Jonas’ arms began to hurt as he felt pins and needles in his fingers, but he was afraid to tell the doctor as he watched him transfer the blood from the syringe into the test tubes lying on the silver plate. When his arm began to turn blue he could not contain his agony any longer. He cried out, “My arm is hurting so much!”
“It’s all right, Dan
zig Kid. We have other Jewish children here, but none as brave as you.”
Jonas did not stop crying and pointed to his arm. “But it hurts so much.”
The doctor saw the arm was blue and now realized he had forgotten to remove the tourniquet. With one swift movement he released the rubber tube and Jonas held his limp arm at his side as the blood trickled from his puncture site. After the bleeding stopped, the nun said with an angry voice, “Now I will need to change his sheets before the professor comes. You should be more careful, Doctor.” As she scolded the young doctor, he looked as scared as Jonas.

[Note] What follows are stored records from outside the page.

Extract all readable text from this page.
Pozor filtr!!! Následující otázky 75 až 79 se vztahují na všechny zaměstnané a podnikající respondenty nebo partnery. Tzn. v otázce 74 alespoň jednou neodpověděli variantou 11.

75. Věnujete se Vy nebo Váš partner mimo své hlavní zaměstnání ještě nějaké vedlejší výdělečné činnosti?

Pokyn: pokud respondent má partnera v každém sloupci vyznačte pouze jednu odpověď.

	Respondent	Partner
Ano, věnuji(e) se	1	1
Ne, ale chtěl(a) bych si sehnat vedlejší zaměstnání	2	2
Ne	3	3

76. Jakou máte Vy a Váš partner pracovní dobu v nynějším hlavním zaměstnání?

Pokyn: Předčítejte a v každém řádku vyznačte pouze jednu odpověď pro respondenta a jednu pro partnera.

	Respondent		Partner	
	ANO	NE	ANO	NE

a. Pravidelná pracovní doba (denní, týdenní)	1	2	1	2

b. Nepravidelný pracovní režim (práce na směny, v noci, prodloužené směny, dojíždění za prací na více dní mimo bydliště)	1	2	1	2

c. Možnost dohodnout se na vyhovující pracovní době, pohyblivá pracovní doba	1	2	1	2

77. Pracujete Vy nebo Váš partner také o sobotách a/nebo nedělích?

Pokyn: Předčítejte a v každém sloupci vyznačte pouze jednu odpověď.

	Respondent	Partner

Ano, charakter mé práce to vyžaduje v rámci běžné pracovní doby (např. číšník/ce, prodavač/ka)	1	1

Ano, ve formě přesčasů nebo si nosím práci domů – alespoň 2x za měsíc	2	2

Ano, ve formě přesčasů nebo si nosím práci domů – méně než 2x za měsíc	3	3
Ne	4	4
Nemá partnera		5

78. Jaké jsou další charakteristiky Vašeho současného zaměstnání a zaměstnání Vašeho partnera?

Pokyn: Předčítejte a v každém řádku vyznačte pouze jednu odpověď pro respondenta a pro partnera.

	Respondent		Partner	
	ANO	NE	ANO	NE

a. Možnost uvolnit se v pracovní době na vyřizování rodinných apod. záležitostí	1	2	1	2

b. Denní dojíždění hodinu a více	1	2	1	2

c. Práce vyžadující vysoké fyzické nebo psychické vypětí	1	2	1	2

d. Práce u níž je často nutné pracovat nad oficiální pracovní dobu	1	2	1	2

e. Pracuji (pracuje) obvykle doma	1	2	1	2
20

“Now give a urine sample,” the nun demanded after the doctor left the room.
“I can’t go,” Jonas protested.
“You better, or I will force a tube into your little peepee.”
Now he was certain he had to find a way to escape from this horrible place. Why had his mother and father put him here, Jonas asked himself.
“Come into the bathroom, you filthy little Jew devil!” she hissed. “Piss into this bottle or I will piss on you.”
The more she talked the more he became frightened and was unable to fill the bottle. She escorted Jonas back to the bed and placed the bottle at his side.
“I will be back, and that bottle better be filled.”
He fell back exhausted on the bed, his body burning.
The nun returned and saw the boy’s face flushed and his body raging with fever. The young doctor returned. Jonas heard through his crepuscular state, “We better do a spinal tap.”
Whatever that meant, it sounded terrifying. “He may have meningitis. Bring me the spinal needle,” ordered the doctor.
They are going to put that long needle into my peepee, Jonas thought, because I did not fill the bottle. He reached for the bottle and placed his small organ into it, straining, but no urine came forth.
Through the corner of his eye he saw the nun coming toward him with a long needle and sponges on a tray. With her large rugged hands, she arched his back like a boomerang, as he felt a cold solution strike his spine. He was too weak to cry or to resist.